If you have a professional license of any kind — or hope to get one — here is what you should know about the effects of bankruptcy.
1. You have a right to file for bankruptcy protection
Under the law, bankruptcy is a legal right for every debtor that meets the rules. As such, the bankruptcy code is written to ensure that private employers are not allowed to discriminate against anyone who:
- Files a bankruptcy
- Was insolvent before he or she filed bankruptcy
- Hasn’t repaid a bill that’s included in the bankruptcy filing
Officially, that means you cannot be fired solely for filing a bankruptcy claim. Nor can your professional license be denied or taken away based on your unpaid bills, financial distress or the bankruptcy itself.
2. You may encounter increased professional scrutiny
Depending on your profession, you can probably still expect increased scrutiny when it comes time for the professional licensing association for your field to review your application for a license or a renewal.
While your right to file bankruptcy is protected, that doesn’t mean that it will erase all prejudices or preconceived notions that people carry. If your profession involves handling other people’s money, like an attorney or realtor might, your application may be picked through carefully for signs of whether or not your personal financial problems are reflective of another, more serious issue.
3. Your best defense is total transparency
You’re more likely to be denied or lose your professional license due to a lack of total transparency than the bankruptcy itself.
The best way to avoid a problem is to be entirely honest about your past financial troubles.
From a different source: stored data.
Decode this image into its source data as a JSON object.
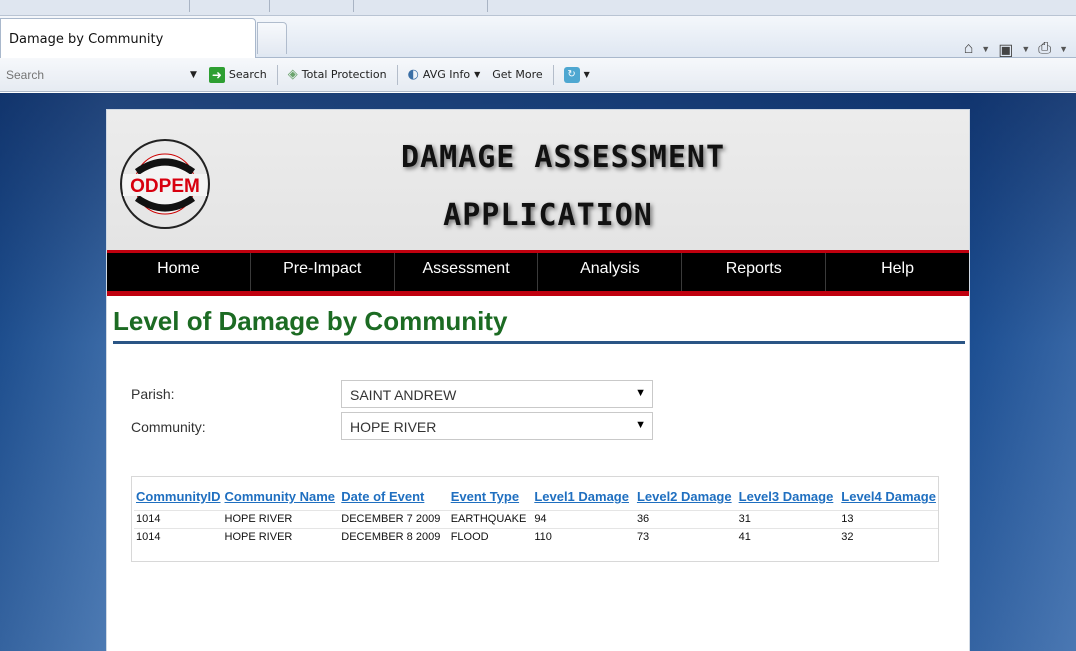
{
  "browser": {
    "tab_title": "Damage by Community",
    "search_placeholder": "Search",
    "search_button": "Search",
    "toolbar_items": [
      "Total Protection",
      "AVG Info",
      "Get More"
    ]
  },
  "app": {
    "logo_text": "ODPEM",
    "title_line1": "DAMAGE ASSESSMENT",
    "title_line2": "APPLICATION",
    "menu": [
      "Home",
      "Pre-Impact",
      "Assessment",
      "Analysis",
      "Reports",
      "Help"
    ],
    "page_title": "Level of Damage by Community"
  },
  "form": {
    "parish_label": "Parish:",
    "parish_value": "SAINT ANDREW",
    "community_label": "Community:",
    "community_value": "HOPE RIVER"
  },
  "table": {
    "headers": [
      "CommunityID",
      "Community Name",
      "Date of Event",
      "Event Type",
      "Level1 Damage",
      "Level2 Damage",
      "Level3 Damage",
      "Level4 Damage"
    ],
    "rows": [
      [
        "1014",
        "HOPE RIVER",
        "DECEMBER 7 2009",
        "EARTHQUAKE",
        "94",
        "36",
        "31",
        "13"
      ],
      [
        "1014",
        "HOPE RIVER",
        "DECEMBER 8 2009",
        "FLOOD",
        "110",
        "73",
        "41",
        "32"
      ]
    ]
  },
  "colors": {
    "title_green": "#1c6b23",
    "link_blue": "#1f6fc0",
    "menu_red": "#c0000e",
    "background_blue": "#2d62a2"
  }
}
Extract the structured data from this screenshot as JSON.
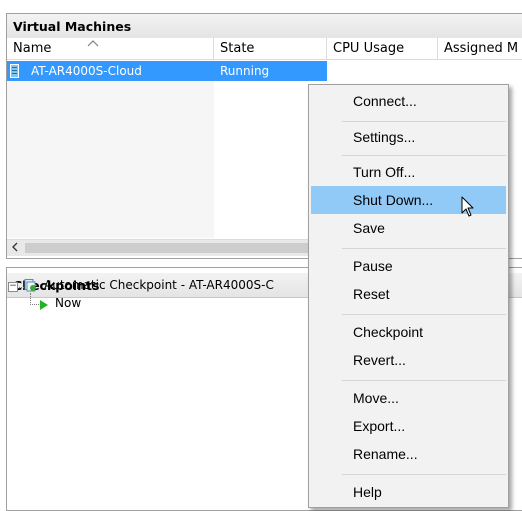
{
  "virtual_machines": {
    "title": "Virtual Machines",
    "columns": [
      "Name",
      "State",
      "CPU Usage",
      "Assigned M"
    ],
    "rows": [
      {
        "name": "AT-AR4000S-Cloud",
        "state": "Running"
      }
    ]
  },
  "checkpoints": {
    "title": "Checkpoints",
    "tree": {
      "root": "Automatic Checkpoint - AT-AR4000S-C",
      "child": "Now"
    }
  },
  "context_menu": {
    "items": [
      "Connect...",
      "Settings...",
      "Turn Off...",
      "Shut Down...",
      "Save",
      "Pause",
      "Reset",
      "Checkpoint",
      "Revert...",
      "Move...",
      "Export...",
      "Rename...",
      "Help"
    ],
    "highlighted": "Shut Down..."
  },
  "colors": {
    "selection": "#3399ff",
    "menu_hover": "#91c9f7",
    "now_arrow": "#21b321"
  },
  "icons": [
    "vm-icon",
    "checkpoint-icon",
    "play-arrow-icon",
    "sort-ascending-icon",
    "scroll-left-arrow-icon",
    "mouse-pointer-icon"
  ]
}
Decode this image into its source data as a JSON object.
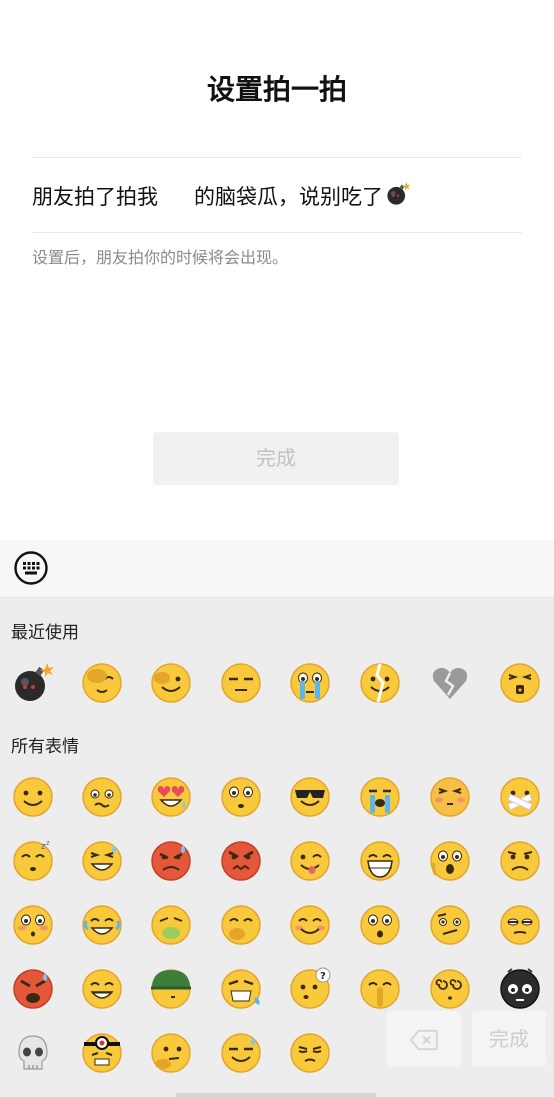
{
  "header": {
    "title": "设置拍一拍"
  },
  "pat": {
    "prefix": "朋友拍了拍我",
    "suffix": "的脑袋瓜，说别吃了",
    "emoji": "bomb"
  },
  "hint": "设置后，朋友拍你的时候将会出现。",
  "done_label": "完成",
  "keyboard": {
    "toggle_icon": "keyboard-icon"
  },
  "sections": {
    "recent": "最近使用",
    "all": "所有表情"
  },
  "recent_emojis": [
    "bomb",
    "facepalm",
    "sly-wink",
    "unamused",
    "teary",
    "crack-face",
    "broken-heart",
    "sealed-mouth"
  ],
  "all_emojis": [
    [
      "smile",
      "worried",
      "heart-eyes",
      "stare",
      "sunglasses",
      "loud-cry",
      "blush-squint",
      "mouth-taped"
    ],
    [
      "sleepy",
      "grin-sweat",
      "angry-red",
      "furious",
      "tongue-wink",
      "big-grin",
      "shocked",
      "sad"
    ],
    [
      "blush-surprised",
      "laugh-cry",
      "nauseous",
      "chuckle",
      "smile-blush",
      "surprised",
      "confused",
      "meh"
    ],
    [
      "rage",
      "grin-squint",
      "army-helmet",
      "tantrum",
      "question",
      "shush",
      "dizzy",
      "dark-angry"
    ],
    [
      "skull",
      "bandaged",
      "thinking",
      "sweat-smile",
      "smug"
    ]
  ],
  "float_buttons": {
    "delete_icon": "backspace-icon",
    "done": "完成"
  },
  "colors": {
    "face": "#f9c93c",
    "face_edge": "#e3a52a",
    "accent_red": "#e45b3c"
  }
}
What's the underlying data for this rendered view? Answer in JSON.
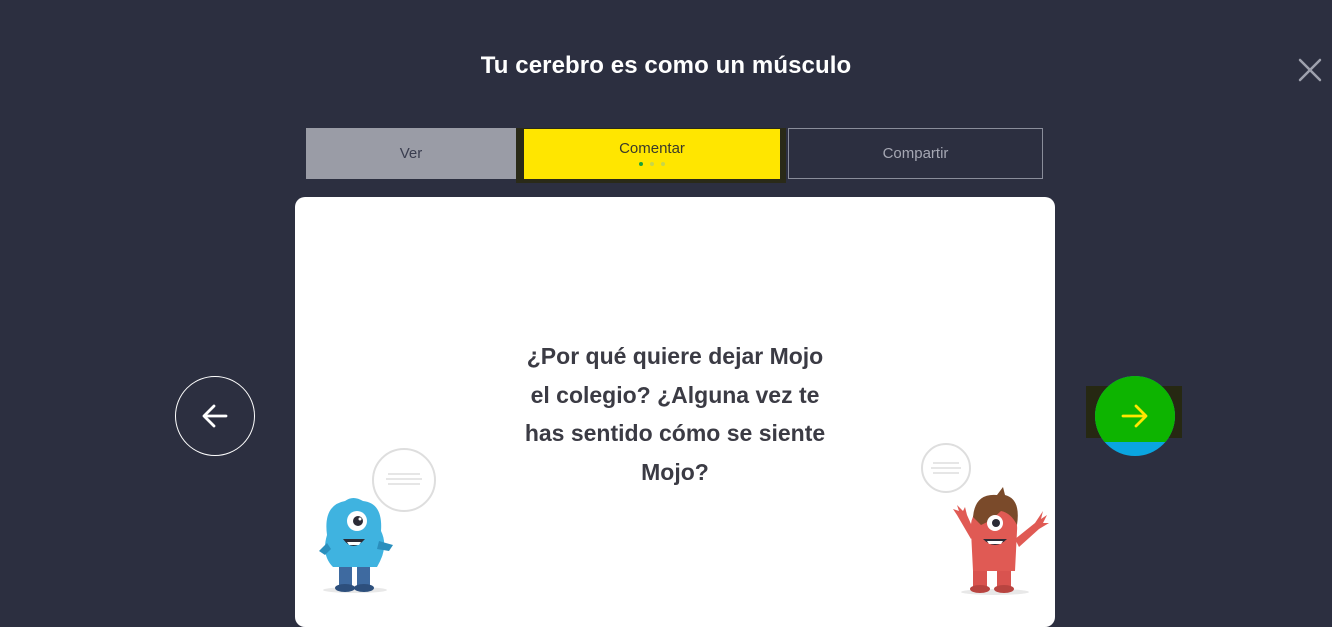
{
  "header": {
    "title": "Tu cerebro es como un músculo"
  },
  "tabs": [
    {
      "label": "Ver",
      "state": "done"
    },
    {
      "label": "Comentar",
      "state": "active",
      "step_dots": 3,
      "active_dot": 1
    },
    {
      "label": "Compartir",
      "state": "upcoming"
    }
  ],
  "card": {
    "question_lines": [
      "¿Por qué quiere dejar Mojo",
      "el colegio? ¿Alguna vez te",
      "has sentido cómo se siente",
      "Mojo?"
    ]
  },
  "icons": {
    "close": "close-icon",
    "prev": "arrow-left-icon",
    "next": "arrow-right-icon"
  },
  "colors": {
    "background": "#2c2f40",
    "active_tab": "#ffe600",
    "next_button": "#0db400",
    "next_button_accent": "#0aa5e0"
  }
}
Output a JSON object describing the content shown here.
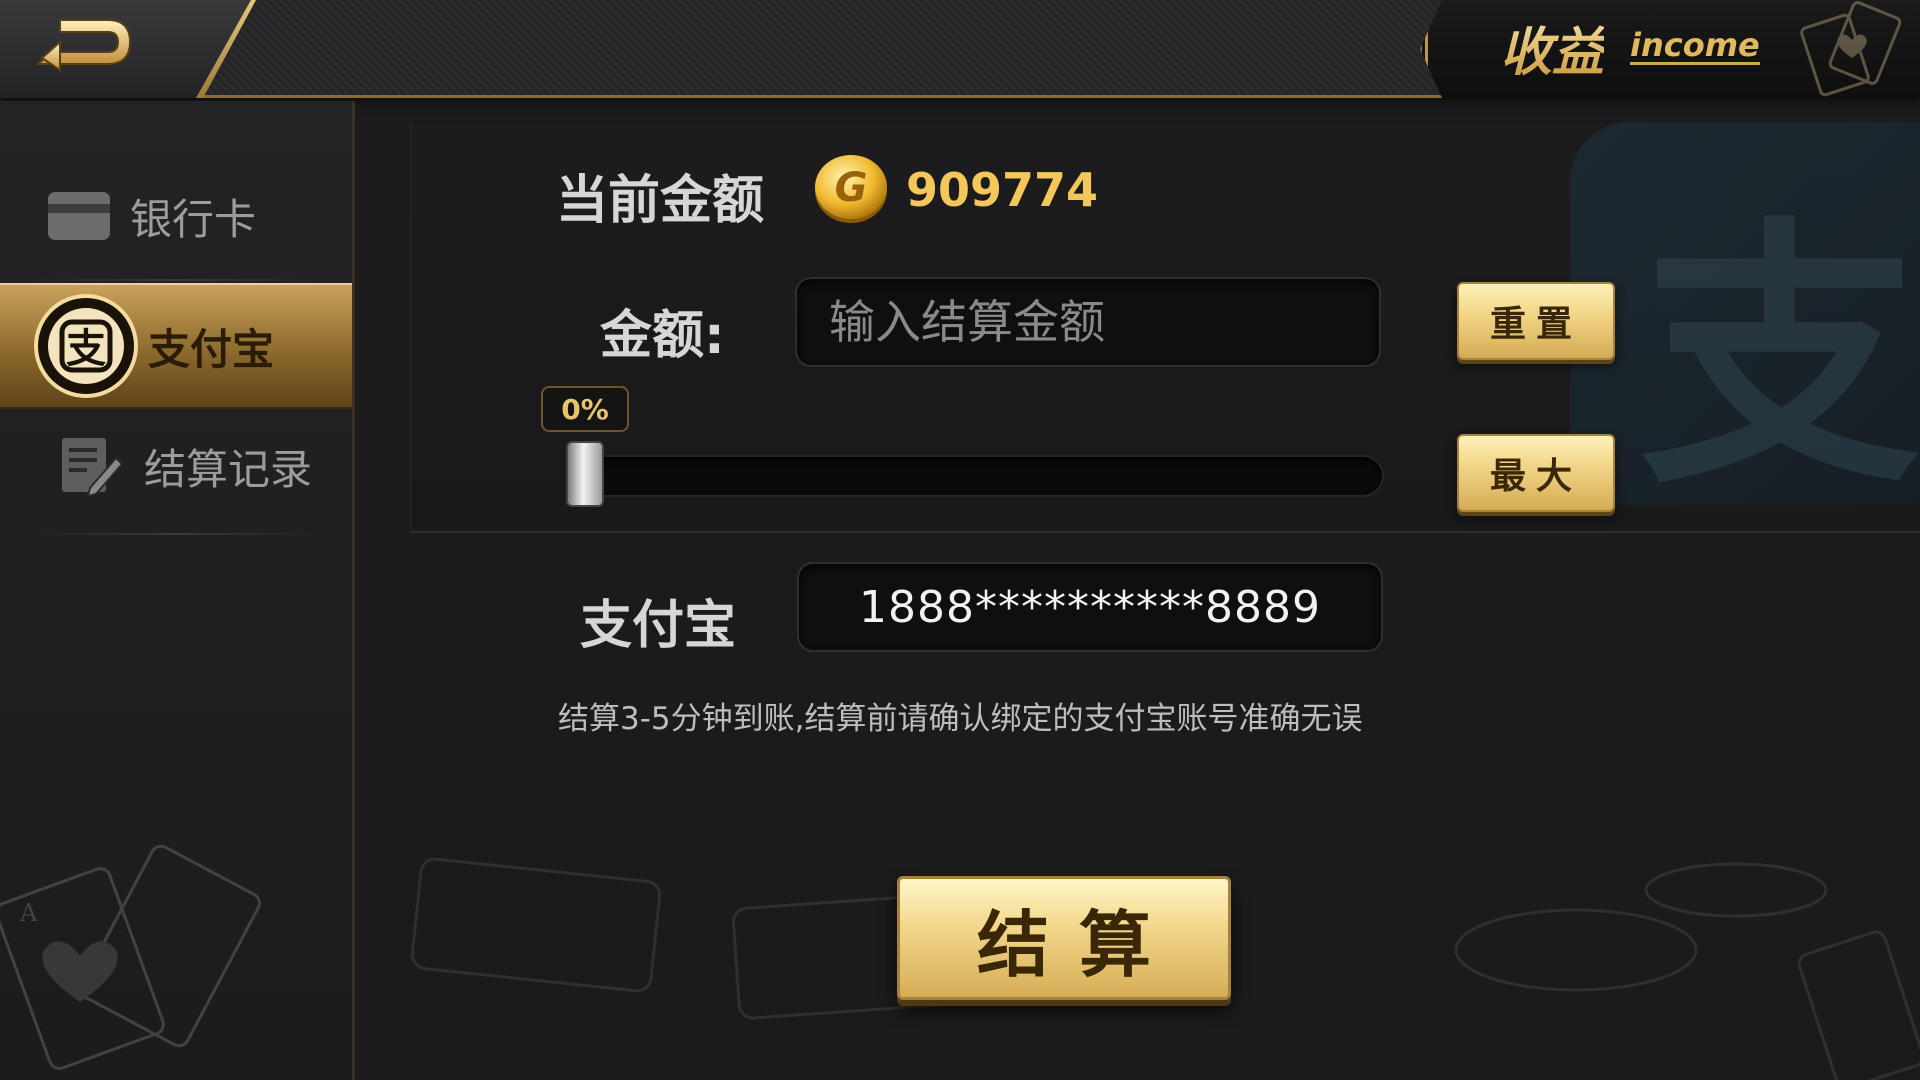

Trying to hide the nature of your financial woes is likely to be perceived as a lack of integrity or plain dishonesty — and that will absolutely cost your license.
If you’re concerned about your ability to receive or maintain your professional license because of your past financial mistakes, consider seeking legal advice in advance. An unbiased viewpoint can help you see what mistakes you need to avoid as you move forward with the application.